The Calgary Herald goes on to report that, “There is a dearth of long-term studies on the effect of most chemicals when applied to your skin. Some scientists say that low doses of the chemicals are not harmful. But recent studies of common ingredients in personal care products have raised alarm bells. In 2009, the multinational Endocrine Society Report concluded that hormone disrupters are more effective in low doses than in large doses. Vitamin A in sunblock appears to become carcinogenic once it’s exposed to the sun, according to a 2009 study by the U.S. Food and Drug Administration.

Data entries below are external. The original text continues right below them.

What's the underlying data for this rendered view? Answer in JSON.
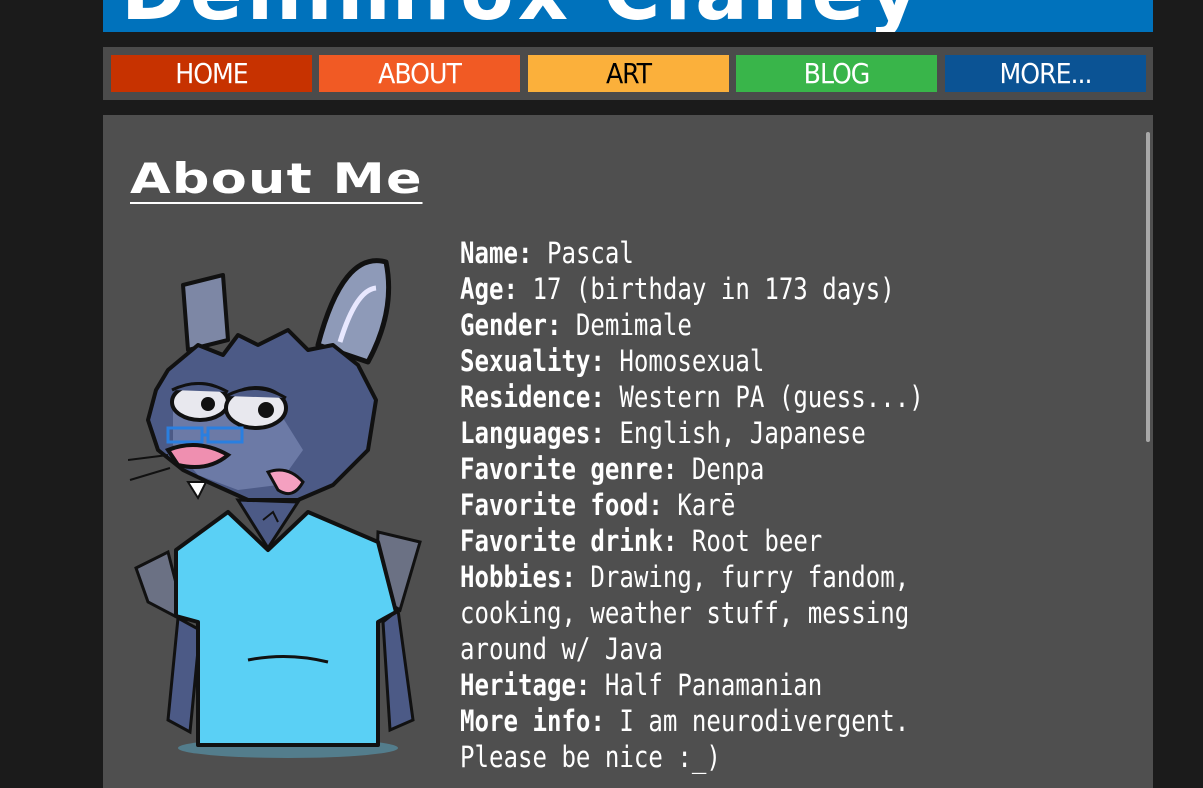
{
  "banner": {
    "title": "Denimfox Claney"
  },
  "nav": {
    "items": [
      {
        "label": "HOME"
      },
      {
        "label": "ABOUT"
      },
      {
        "label": "ART"
      },
      {
        "label": "BLOG"
      },
      {
        "label": "MORE..."
      }
    ]
  },
  "colors": {
    "home": "#c73200",
    "about": "#f15a24",
    "art": "#fbb03b",
    "blog": "#39b54a",
    "more": "#0b5394",
    "banner": "#0072bc"
  },
  "about": {
    "heading": "About Me",
    "rows": [
      {
        "label": "Name:",
        "value": " Pascal"
      },
      {
        "label": "Age:",
        "value": " 17 (birthday in 173 days)"
      },
      {
        "label": "Gender:",
        "value": " Demimale"
      },
      {
        "label": "Sexuality:",
        "value": " Homosexual"
      },
      {
        "label": "Residence:",
        "value": " Western PA (guess...)"
      },
      {
        "label": "Languages:",
        "value": " English, Japanese"
      },
      {
        "label": "Favorite genre:",
        "value": " Denpa"
      },
      {
        "label": "Favorite food:",
        "value": " Karē"
      },
      {
        "label": "Favorite drink:",
        "value": " Root beer"
      },
      {
        "label": "Hobbies:",
        "value": " Drawing, furry fandom, cooking, weather stuff, messing around w/ Java"
      },
      {
        "label": "Heritage:",
        "value": " Half Panamanian"
      },
      {
        "label": "More info:",
        "value": " I am neurodivergent. Please be nice :_)"
      }
    ]
  }
}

Other recent research links parabens to the aging of skin cells and phthalates to the disruption of hormones.

All of these studies “merit further investigation,” writes Dr. Joe Schwarcz, the director of McGill University’s Office for Science and Society, in an e-mail to the Herald.”

So what’s a lady to do? Make an effort to buy organic cosmetics. These are popping up everywhere, from your local CVS, to Target, to Sephora, it’s fairly easy to find cosmetics with natural, non-toxic ingredients–if you look for them. When shopping at a beauty store, such as Ulta or Sephora make sure to ask a salesperson–they can lead you in the right direction. Or, before you head out take a look at the Environmental Working Group’s website, cosmeticdatabase.com, which gives it’s recommended list of what to buy.